Partner en stagiaire
Ook de Nederlandse cliënten zijn anders, zegt Conway. OIn de VS vinden je cliënten het vanzelfsprekend dat je altijd voor ze klaarstaat en in de weekends doorwerkt. Dat is gewoon en je krijgt er geen woord van dank voor. Hier zijn de meeste cliënten je oprecht dankbaar voor al je inspanningen. Ik vind dat verfrissend.’ Voor het overige vond Conway beide samenlevingen erg op elkaar lijken. ‘De culturele afstand tussen Engeland en de VS is groter dan die tussen Nederland en de VS. De samenleving is open, direct en vrij egalitair, net als in Amerika. Het is echter lastig om een Nederlandse vriendenkring binnen te komen als je hier niet bent opgegroeid en hebt gestudeerd.’
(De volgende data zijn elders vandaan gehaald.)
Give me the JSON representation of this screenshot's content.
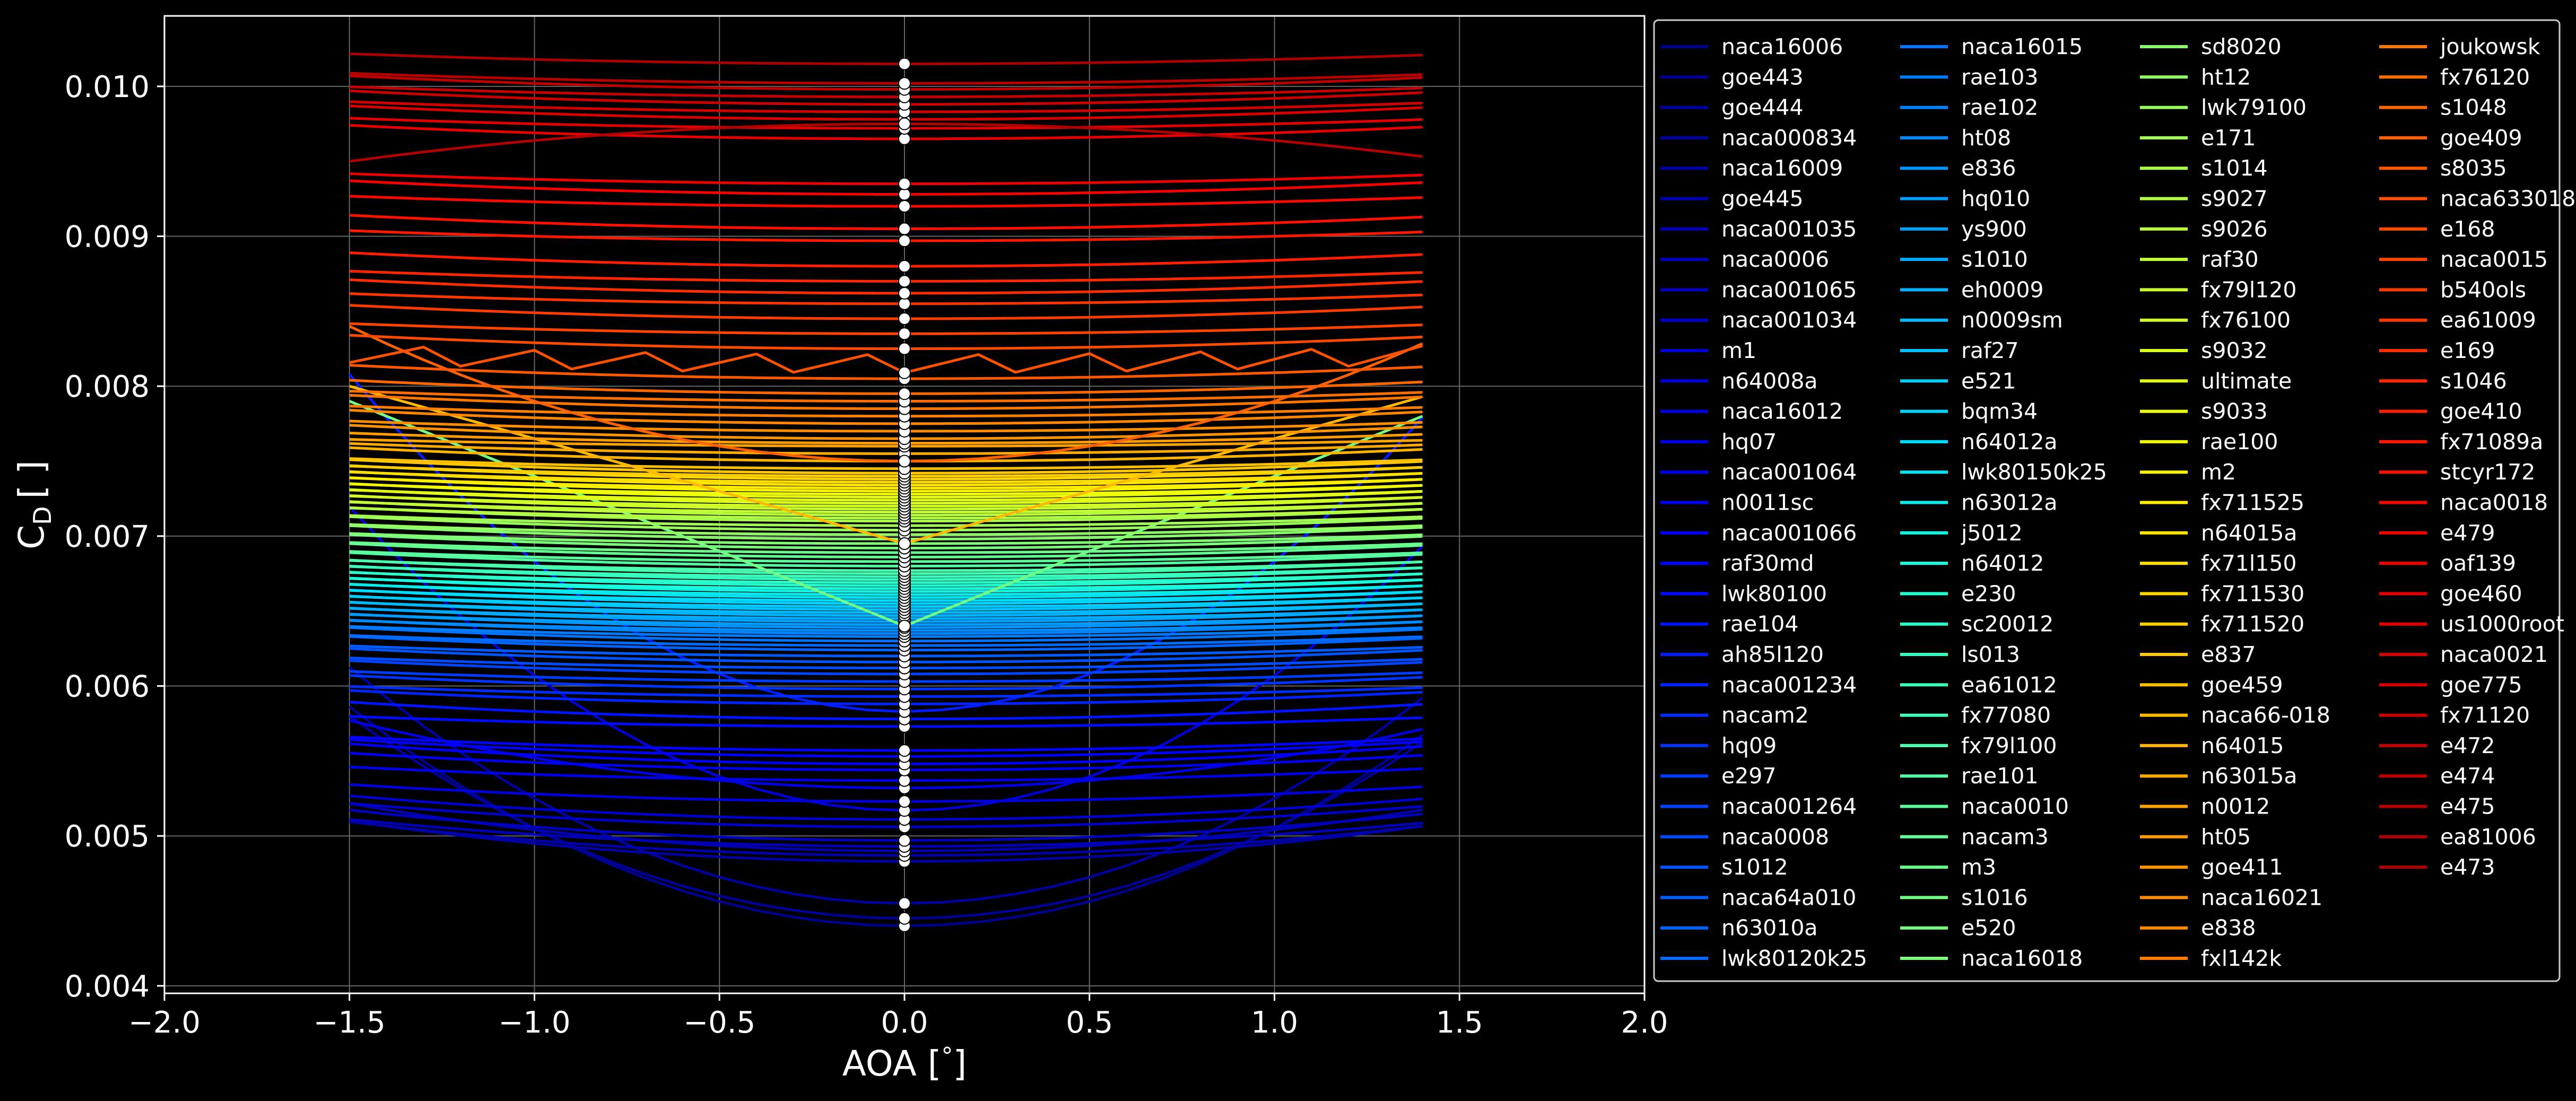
{
  "chart_data": {
    "type": "line",
    "title": "",
    "xlabel": "AOA [",
    "xlabel_unit": "°",
    "xlabel_close": "]",
    "ylabel_main": "C",
    "ylabel_sub": "D",
    "ylabel_unit": "[ ]",
    "xlim": [
      -2.0,
      2.0
    ],
    "ylim": [
      0.00395,
      0.01047
    ],
    "x_ticks": [
      -2.0,
      -1.5,
      -1.0,
      -0.5,
      0.0,
      0.5,
      1.0,
      1.5,
      2.0
    ],
    "x_tick_labels": [
      "−2.0",
      "−1.5",
      "−1.0",
      "−0.5",
      "0.0",
      "0.5",
      "1.0",
      "1.5",
      "2.0"
    ],
    "y_ticks": [
      0.004,
      0.005,
      0.006,
      0.007,
      0.008,
      0.009,
      0.01
    ],
    "y_tick_labels": [
      "0.004",
      "0.005",
      "0.006",
      "0.007",
      "0.008",
      "0.009",
      "0.010"
    ],
    "grid": true,
    "legend_placement": "outside-right",
    "legend_columns": 4,
    "x": [
      -1.5,
      -1.4,
      -1.3,
      -1.2,
      -1.1,
      -1.0,
      -0.9,
      -0.8,
      -0.7,
      -0.6,
      -0.5,
      -0.4,
      -0.3,
      -0.2,
      -0.1,
      0.0,
      0.1,
      0.2,
      0.3,
      0.4,
      0.5,
      0.6,
      0.7,
      0.8,
      0.9,
      1.0,
      1.1,
      1.2,
      1.3,
      1.4
    ],
    "marker_x": 0.0,
    "colormap": "jet",
    "colors": {
      "background": "#000000",
      "axes": "#ffffff",
      "grid": "#666666",
      "marker_fill": "#ffffff",
      "marker_edge": "#000000",
      "legend_border": "#cccccc"
    },
    "series": [
      {
        "name": "naca16006",
        "cd0": 0.0044,
        "k": 0.00065,
        "shape": "parabola",
        "color": "#00008f"
      },
      {
        "name": "goe443",
        "cd0": 0.00445,
        "k": 0.0006,
        "shape": "parabola",
        "color": "#000096"
      },
      {
        "name": "goe444",
        "cd0": 0.00455,
        "k": 0.0007,
        "shape": "parabola",
        "color": "#00009d"
      },
      {
        "name": "naca000834",
        "cd0": 0.00483,
        "k": 0.00012,
        "shape": "parabola",
        "color": "#0000a3"
      },
      {
        "name": "naca16009",
        "cd0": 0.00487,
        "k": 0.0001,
        "shape": "parabola",
        "color": "#0000aa"
      },
      {
        "name": "goe445",
        "cd0": 0.0049,
        "k": 0.00014,
        "shape": "parabola",
        "color": "#0000b1"
      },
      {
        "name": "naca001035",
        "cd0": 0.00493,
        "k": 8e-05,
        "shape": "parabola",
        "color": "#0000b8"
      },
      {
        "name": "naca0006",
        "cd0": 0.00497,
        "k": 9e-05,
        "shape": "parabola",
        "color": "#0000bf"
      },
      {
        "name": "naca001065",
        "cd0": 0.00506,
        "k": 7e-05,
        "shape": "parabola",
        "color": "#0000c6"
      },
      {
        "name": "naca001034",
        "cd0": 0.00511,
        "k": 7e-05,
        "shape": "parabola",
        "color": "#0000cd"
      },
      {
        "name": "m1",
        "cd0": 0.00517,
        "k": 0.0009,
        "shape": "parabola",
        "color": "#0000d4"
      },
      {
        "name": "n64008a",
        "cd0": 0.00523,
        "k": 5e-05,
        "shape": "parabola",
        "color": "#0000db"
      },
      {
        "name": "naca16012",
        "cd0": 0.00532,
        "k": 0.0002,
        "shape": "parabola",
        "color": "#0000e2"
      },
      {
        "name": "hq07",
        "cd0": 0.00537,
        "k": 4e-05,
        "shape": "parabola",
        "color": "#0000e8"
      },
      {
        "name": "naca001064",
        "cd0": 0.00544,
        "k": 5e-05,
        "shape": "parabola",
        "color": "#0000ef"
      },
      {
        "name": "n0011sc",
        "cd0": 0.00548,
        "k": 6e-05,
        "shape": "parabola",
        "color": "#0000f6"
      },
      {
        "name": "naca001066",
        "cd0": 0.00553,
        "k": 5e-05,
        "shape": "parabola",
        "color": "#0000fd"
      },
      {
        "name": "raf30md",
        "cd0": 0.00557,
        "k": 4e-05,
        "shape": "parabola",
        "color": "#0004ff"
      },
      {
        "name": "lwk80100",
        "cd0": 0.00573,
        "k": 3e-05,
        "shape": "parabola",
        "color": "#000cff"
      },
      {
        "name": "rae104",
        "cd0": 0.00578,
        "k": 5e-05,
        "shape": "parabola",
        "color": "#0014ff"
      },
      {
        "name": "ah85l120",
        "cd0": 0.00583,
        "k": 0.001,
        "shape": "parabola",
        "color": "#001cff"
      },
      {
        "name": "naca001234",
        "cd0": 0.00588,
        "k": 4e-05,
        "shape": "parabola",
        "color": "#0024ff"
      },
      {
        "name": "nacam2",
        "cd0": 0.00593,
        "k": 3e-05,
        "shape": "parabola",
        "color": "#002cff"
      },
      {
        "name": "hq09",
        "cd0": 0.00598,
        "k": 4e-05,
        "shape": "parabola",
        "color": "#0034ff"
      },
      {
        "name": "e297",
        "cd0": 0.00603,
        "k": 3e-05,
        "shape": "parabola",
        "color": "#003cff"
      },
      {
        "name": "naca001264",
        "cd0": 0.00608,
        "k": 4e-05,
        "shape": "parabola",
        "color": "#0044ff"
      },
      {
        "name": "naca0008",
        "cd0": 0.00612,
        "k": 3e-05,
        "shape": "parabola",
        "color": "#004cff"
      },
      {
        "name": "s1012",
        "cd0": 0.00616,
        "k": 4e-05,
        "shape": "parabola",
        "color": "#0054ff"
      },
      {
        "name": "naca64a010",
        "cd0": 0.0062,
        "k": 3e-05,
        "shape": "parabola",
        "color": "#005cff"
      },
      {
        "name": "n63010a",
        "cd0": 0.00624,
        "k": 4e-05,
        "shape": "parabola",
        "color": "#0064ff"
      },
      {
        "name": "lwk80120k25",
        "cd0": 0.00627,
        "k": 3e-05,
        "shape": "parabola",
        "color": "#006cff"
      },
      {
        "name": "naca16015",
        "cd0": 0.0063,
        "k": 4e-05,
        "shape": "parabola",
        "color": "#0074ff"
      },
      {
        "name": "rae103",
        "cd0": 0.00633,
        "k": 3e-05,
        "shape": "parabola",
        "color": "#007cff"
      },
      {
        "name": "rae102",
        "cd0": 0.00635,
        "k": 4e-05,
        "shape": "parabola",
        "color": "#0084ff"
      },
      {
        "name": "ht08",
        "cd0": 0.00637,
        "k": 3e-05,
        "shape": "parabola",
        "color": "#008cff"
      },
      {
        "name": "e836",
        "cd0": 0.00639,
        "k": 4e-05,
        "shape": "parabola",
        "color": "#0094ff"
      },
      {
        "name": "hq010",
        "cd0": 0.00641,
        "k": 3e-05,
        "shape": "parabola",
        "color": "#009cff"
      },
      {
        "name": "ys900",
        "cd0": 0.00643,
        "k": 4e-05,
        "shape": "parabola",
        "color": "#00a4ff"
      },
      {
        "name": "s1010",
        "cd0": 0.00645,
        "k": 3e-05,
        "shape": "parabola",
        "color": "#00acff"
      },
      {
        "name": "eh0009",
        "cd0": 0.00647,
        "k": 4e-05,
        "shape": "parabola",
        "color": "#00b4ff"
      },
      {
        "name": "n0009sm",
        "cd0": 0.00649,
        "k": 3e-05,
        "shape": "parabola",
        "color": "#00bcff"
      },
      {
        "name": "raf27",
        "cd0": 0.00651,
        "k": 4e-05,
        "shape": "parabola",
        "color": "#00c4ff"
      },
      {
        "name": "e521",
        "cd0": 0.00653,
        "k": 3e-05,
        "shape": "parabola",
        "color": "#00ccff"
      },
      {
        "name": "bqm34",
        "cd0": 0.00655,
        "k": 4e-05,
        "shape": "parabola",
        "color": "#00d4ff"
      },
      {
        "name": "n64012a",
        "cd0": 0.00657,
        "k": 3e-05,
        "shape": "parabola",
        "color": "#00dcfe"
      },
      {
        "name": "lwk80150k25",
        "cd0": 0.00659,
        "k": 4e-05,
        "shape": "parabola",
        "color": "#02e4f4"
      },
      {
        "name": "n63012a",
        "cd0": 0.00661,
        "k": 3e-05,
        "shape": "parabola",
        "color": "#0aecec"
      },
      {
        "name": "j5012",
        "cd0": 0.00663,
        "k": 4e-05,
        "shape": "parabola",
        "color": "#12f4e4"
      },
      {
        "name": "n64012",
        "cd0": 0.00665,
        "k": 3e-05,
        "shape": "parabola",
        "color": "#1afcdc"
      },
      {
        "name": "e230",
        "cd0": 0.00667,
        "k": 4e-05,
        "shape": "parabola",
        "color": "#22ffd4"
      },
      {
        "name": "sc20012",
        "cd0": 0.00669,
        "k": 3e-05,
        "shape": "parabola",
        "color": "#2affcc"
      },
      {
        "name": "ls013",
        "cd0": 0.00671,
        "k": 4e-05,
        "shape": "parabola",
        "color": "#32ffc4"
      },
      {
        "name": "ea61012",
        "cd0": 0.00673,
        "k": 3e-05,
        "shape": "parabola",
        "color": "#3affbc"
      },
      {
        "name": "fx77080",
        "cd0": 0.00675,
        "k": 4e-05,
        "shape": "parabola",
        "color": "#42ffb4"
      },
      {
        "name": "fx79l100",
        "cd0": 0.00677,
        "k": 3e-05,
        "shape": "parabola",
        "color": "#4affac"
      },
      {
        "name": "rae101",
        "cd0": 0.0068,
        "k": 4e-05,
        "shape": "parabola",
        "color": "#52ffa4"
      },
      {
        "name": "naca0010",
        "cd0": 0.00683,
        "k": 3e-05,
        "shape": "parabola",
        "color": "#5aff9c"
      },
      {
        "name": "nacam3",
        "cd0": 0.00686,
        "k": 4e-05,
        "shape": "parabola",
        "color": "#62ff94"
      },
      {
        "name": "m3",
        "cd0": 0.00689,
        "k": 3e-05,
        "shape": "parabola",
        "color": "#6aff8c"
      },
      {
        "name": "s1016",
        "cd0": 0.0064,
        "k": 0.001,
        "shape": "v",
        "color": "#72ff84"
      },
      {
        "name": "e520",
        "cd0": 0.00692,
        "k": 4e-05,
        "shape": "parabola",
        "color": "#7aff7c"
      },
      {
        "name": "naca16018",
        "cd0": 0.00695,
        "k": 3e-05,
        "shape": "parabola",
        "color": "#82ff74"
      },
      {
        "name": "sd8020",
        "cd0": 0.00698,
        "k": 4e-05,
        "shape": "parabola",
        "color": "#8aff6c"
      },
      {
        "name": "ht12",
        "cd0": 0.00701,
        "k": 3e-05,
        "shape": "parabola",
        "color": "#92ff64"
      },
      {
        "name": "lwk79100",
        "cd0": 0.00704,
        "k": 4e-05,
        "shape": "parabola",
        "color": "#9aff5c"
      },
      {
        "name": "e171",
        "cd0": 0.00707,
        "k": 3e-05,
        "shape": "parabola",
        "color": "#a2ff54"
      },
      {
        "name": "s1014",
        "cd0": 0.0071,
        "k": 4e-05,
        "shape": "parabola",
        "color": "#aaff4c"
      },
      {
        "name": "s9027",
        "cd0": 0.00712,
        "k": 3e-05,
        "shape": "parabola",
        "color": "#b2ff44"
      },
      {
        "name": "s9026",
        "cd0": 0.00714,
        "k": 4e-05,
        "shape": "parabola",
        "color": "#baff3c"
      },
      {
        "name": "raf30",
        "cd0": 0.00716,
        "k": 3e-05,
        "shape": "parabola",
        "color": "#c2ff34"
      },
      {
        "name": "fx79l120",
        "cd0": 0.00718,
        "k": 4e-05,
        "shape": "parabola",
        "color": "#caff2c"
      },
      {
        "name": "fx76100",
        "cd0": 0.0072,
        "k": 3e-05,
        "shape": "parabola",
        "color": "#d2ff24"
      },
      {
        "name": "s9032",
        "cd0": 0.00722,
        "k": 4e-05,
        "shape": "parabola",
        "color": "#daff1c"
      },
      {
        "name": "ultimate",
        "cd0": 0.00724,
        "k": 3e-05,
        "shape": "parabola",
        "color": "#e2ff14"
      },
      {
        "name": "s9033",
        "cd0": 0.00726,
        "k": 4e-05,
        "shape": "parabola",
        "color": "#eaff0c"
      },
      {
        "name": "rae100",
        "cd0": 0.00728,
        "k": 3e-05,
        "shape": "parabola",
        "color": "#f2fc04"
      },
      {
        "name": "m2",
        "cd0": 0.0073,
        "k": 4e-05,
        "shape": "parabola",
        "color": "#faf400"
      },
      {
        "name": "fx711525",
        "cd0": 0.00732,
        "k": 3e-05,
        "shape": "parabola",
        "color": "#ffed00"
      },
      {
        "name": "n64015a",
        "cd0": 0.00734,
        "k": 4e-05,
        "shape": "parabola",
        "color": "#ffe500"
      },
      {
        "name": "fx71l150",
        "cd0": 0.00736,
        "k": 3e-05,
        "shape": "parabola",
        "color": "#ffde00"
      },
      {
        "name": "fx711530",
        "cd0": 0.00738,
        "k": 4e-05,
        "shape": "parabola",
        "color": "#ffd700"
      },
      {
        "name": "fx711520",
        "cd0": 0.0074,
        "k": 3e-05,
        "shape": "parabola",
        "color": "#ffcf00"
      },
      {
        "name": "e837",
        "cd0": 0.00742,
        "k": 4e-05,
        "shape": "parabola",
        "color": "#ffc800"
      },
      {
        "name": "goe459",
        "cd0": 0.00745,
        "k": 3e-05,
        "shape": "parabola",
        "color": "#ffc000"
      },
      {
        "name": "naca66-018",
        "cd0": 0.00695,
        "k": 0.0007,
        "shape": "v",
        "color": "#ffb900"
      },
      {
        "name": "n64015",
        "cd0": 0.0075,
        "k": 4e-05,
        "shape": "parabola",
        "color": "#ffb200"
      },
      {
        "name": "n63015a",
        "cd0": 0.00755,
        "k": 3e-05,
        "shape": "parabola",
        "color": "#ffaa00"
      },
      {
        "name": "n0012",
        "cd0": 0.0076,
        "k": 2e-05,
        "shape": "parabola",
        "color": "#ffa300"
      },
      {
        "name": "ht05",
        "cd0": 0.00762,
        "k": 3e-05,
        "shape": "parabola",
        "color": "#ff9c00"
      },
      {
        "name": "goe411",
        "cd0": 0.00765,
        "k": 4e-05,
        "shape": "parabola",
        "color": "#ff9400"
      },
      {
        "name": "naca16021",
        "cd0": 0.0077,
        "k": 3e-05,
        "shape": "parabola",
        "color": "#ff8d00"
      },
      {
        "name": "e838",
        "cd0": 0.00775,
        "k": 4e-05,
        "shape": "parabola",
        "color": "#ff8600"
      },
      {
        "name": "fxl142k",
        "cd0": 0.0078,
        "k": 3e-05,
        "shape": "parabola",
        "color": "#ff7e00"
      },
      {
        "name": "joukowsk",
        "cd0": 0.00785,
        "k": 4e-05,
        "shape": "parabola",
        "color": "#ff7700"
      },
      {
        "name": "fx76120",
        "cd0": 0.0079,
        "k": 3e-05,
        "shape": "parabola",
        "color": "#ff6f00"
      },
      {
        "name": "s1048",
        "cd0": 0.00795,
        "k": 4e-05,
        "shape": "parabola",
        "color": "#ff6800"
      },
      {
        "name": "goe409",
        "cd0": 0.0075,
        "k": 0.0004,
        "shape": "parabola",
        "color": "#ff6100"
      },
      {
        "name": "s8035",
        "cd0": 0.00805,
        "k": 4e-05,
        "shape": "parabola",
        "color": "#ff5900"
      },
      {
        "name": "naca633018",
        "cd0": 0.00815,
        "k": 3e-05,
        "shape": "wiggle",
        "color": "#ff5200"
      },
      {
        "name": "e168",
        "cd0": 0.00825,
        "k": 4e-05,
        "shape": "parabola",
        "color": "#ff4b00"
      },
      {
        "name": "naca0015",
        "cd0": 0.00835,
        "k": 3e-05,
        "shape": "parabola",
        "color": "#ff4300"
      },
      {
        "name": "b540ols",
        "cd0": 0.00845,
        "k": 4e-05,
        "shape": "parabola",
        "color": "#ff3c00"
      },
      {
        "name": "ea61009",
        "cd0": 0.00855,
        "k": 3e-05,
        "shape": "parabola",
        "color": "#ff3500"
      },
      {
        "name": "e169",
        "cd0": 0.00862,
        "k": 4e-05,
        "shape": "parabola",
        "color": "#ff2d00"
      },
      {
        "name": "s1046",
        "cd0": 0.0087,
        "k": 3e-05,
        "shape": "parabola",
        "color": "#ff2600"
      },
      {
        "name": "goe410",
        "cd0": 0.0088,
        "k": 4e-05,
        "shape": "parabola",
        "color": "#ff1e00"
      },
      {
        "name": "fx71089a",
        "cd0": 0.00897,
        "k": 3e-05,
        "shape": "parabola",
        "color": "#ff1700"
      },
      {
        "name": "stcyr172",
        "cd0": 0.00905,
        "k": 4e-05,
        "shape": "parabola",
        "color": "#ff1000"
      },
      {
        "name": "naca0018",
        "cd0": 0.0092,
        "k": 3e-05,
        "shape": "parabola",
        "color": "#fd0800"
      },
      {
        "name": "e479",
        "cd0": 0.00928,
        "k": 4e-05,
        "shape": "parabola",
        "color": "#f60000"
      },
      {
        "name": "oaf139",
        "cd0": 0.00935,
        "k": 3e-05,
        "shape": "parabola",
        "color": "#ef0000"
      },
      {
        "name": "goe460",
        "cd0": 0.00965,
        "k": 4e-05,
        "shape": "parabola",
        "color": "#e80000"
      },
      {
        "name": "us1000root",
        "cd0": 0.00972,
        "k": 3e-05,
        "shape": "parabola",
        "color": "#e20000"
      },
      {
        "name": "naca0021",
        "cd0": 0.00978,
        "k": 4e-05,
        "shape": "parabola",
        "color": "#db0000"
      },
      {
        "name": "goe775",
        "cd0": 0.00983,
        "k": 3e-05,
        "shape": "parabola",
        "color": "#d40000"
      },
      {
        "name": "fx71120",
        "cd0": 0.00988,
        "k": 4e-05,
        "shape": "parabola",
        "color": "#cd0000"
      },
      {
        "name": "e472",
        "cd0": 0.00993,
        "k": 3e-05,
        "shape": "parabola",
        "color": "#c60000"
      },
      {
        "name": "e474",
        "cd0": 0.00998,
        "k": 4e-05,
        "shape": "parabola",
        "color": "#bf0000"
      },
      {
        "name": "e475",
        "cd0": 0.01002,
        "k": 3e-05,
        "shape": "parabola",
        "color": "#b80000"
      },
      {
        "name": "ea81006",
        "cd0": 0.0095,
        "k": 0.0005,
        "shape": "cap",
        "color": "#b10000"
      },
      {
        "name": "e473",
        "cd0": 0.01015,
        "k": 3e-05,
        "shape": "parabola",
        "color": "#aa0000"
      }
    ]
  }
}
    Overigens studeerde Conway hier wel en werd hij Nederlands advocaat; als partner mocht hij werken onder de vlag van de Samenwerkingsverordening. De Orde toetste de gedragsregels van de staat Illinois en die van Washington, DC, waar Conway nog altijd staat ingeschreven. Nadat bleek dat deze vergelijkbaar zijn met de Nederlandse regels en nadat Conway zich had onderworpen aan het tuchtrecht, mocht hij hier praktijk voeren. Het lag niet in zijn bedoeling Nederlands advocaat te worden: meer als hobby en uit interesse begon hij colleges te volgen aan de Erasmus Universiteit. Maar dankzij zijn Amerikaanse werklust werd hij al snel meester in de rechten. ‘De managing partner van mijn toenmalige kantoor stelde voor mij bij de Balie in te schrijven. Ik zag het niet zo zitten om advocaat-stagiaire te worden, maar er was een verkorte stage-opleiding beschikbaar voor hoogleraren en mensen met praktijkervaring. “Waarom niet?” dacht ik en zo werd ik stagiaire en partner tegelijkertijd. Als voorzitter van de sectie ondernemingsrecht liep ik stage bij mijn eigen praktijkgroep. Ik vond de opleiding tot advocaat bijzonder, in de VS bestaat zoiets niet. Tijdens de rechtenstudie in de VS leer je niet alleen to think like a lawyer, maar oefen je ook praktijkgerichte vaardigheden zoals pleiten en processtukken schrijven. Praktische details van het recht komen pas aan bod bij de voorbereidingscursus voor het Bar Exam. Slaag je daarvoor, dan kan je meteen je eigen kantoor openen.’

Ruziepraktijk
Voor Conway was het snel duidelijk dat zijn toekomst in Nederland lag. Hij trouwde met een Nederlandse en startte in 2007 zijn eigen kantoor, Conway & Partners in Rotterdam. Hij behandelt nu voornamelijk internationale arbitrages, alternatieve geschillenbeslechting en commerciële transacties: zaken die zich meestal ver over de Nederlandse landgrenzen heen afspelen. ‘Ik zit in de ruziepraktijk: joint ventures die mislukken, contracten die worden verbroken en projecten die fout gaan. Geschillenoplossing is een interessant schaakspel. De zaken lopen goed, ik heb weinig last van de crisis. Men zegt wel eens: “Als het goed gaat met de economie, gaat het goed met de advocatuur. Als het slecht gaat met de economie, gaat het nog beter met de advocatuur.” In mijn geval klopt dit als een bus: in een laagconjunctuur ontstaan veel meer claims en komen er dus meer zaken mijn kant op.’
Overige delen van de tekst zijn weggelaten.